Le Sénégal, en adoptant ce système égalitaire de représentation des hommes et des femmes dans toutes les fonctions électives, notamment à l’Assemblée nationale, au Sénat et au niveau des collectivités locales, réalise un bond qui le propulse devant les plus grandes démocraties du monde. Mais n’est-ce pas là un bond de trop ?
Il est vrai que nous sommes un petit pays, mais un grand peuple. Nous l’avons suffisamment démontré tout au long de notre marche démocratique particulièrement à travers le multipartisme, la liberté de presse, la première et la seconde alternance obtenues de haute lutte et dans la plus grande dignité. De là à vouloir sauter les étapes nécessaires à la croissance naturelle d’une grande nation en instaurant une telle loi me semble un pari risqué. Dans les jours voire les années à venir, nos institutions risquent fort de se heurter à un ralentissement très sensible de leur vigueur et de leur vitalité. Au moment où nous avons le plus besoin de corriger nos imperfections institutionnelles qui faisaient dire à certains alarmistes que notre Assemblée nationale n’était pas plus qu’une chambre d’applaudissement, nous semblons préférer le remplissage par le genre à la sélection objective et rigoureuse des meilleurs par le mérite et la compétence.

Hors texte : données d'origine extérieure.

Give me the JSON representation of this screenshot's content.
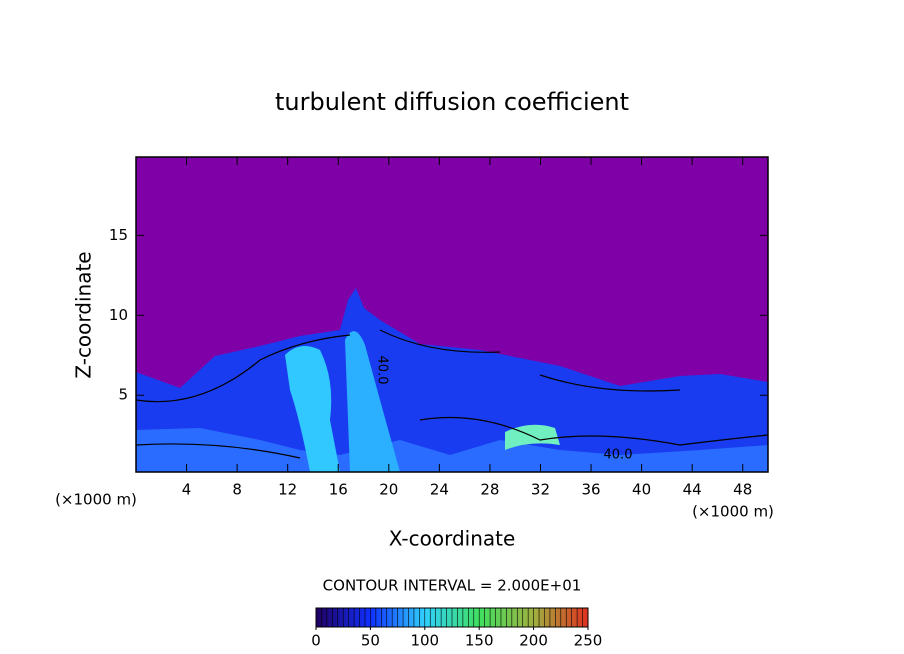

Le premier effet immédiat et néfaste de cette loi si chère à nos vaillantes sœurs et épouses va se manifester à l’occasion des prochaines élections législatives. Les ailes plombées par l’obligation d’alterner les occupants des sièges selon le genre, le parlement ne pourra voler qu’à basse altitude et trouvera même du mal à décoller du fait de la grande difficulté à confectionner des listes de qualité. Les plus méritants qui devront céder leurs places à d’autres moins aptes de défendre la cause du peuple mais imposés par une loi absurde, prendront conscience ce-jour là, à quel point l’homme est capable de construire minutieusement ce qui va le détruire infailliblement.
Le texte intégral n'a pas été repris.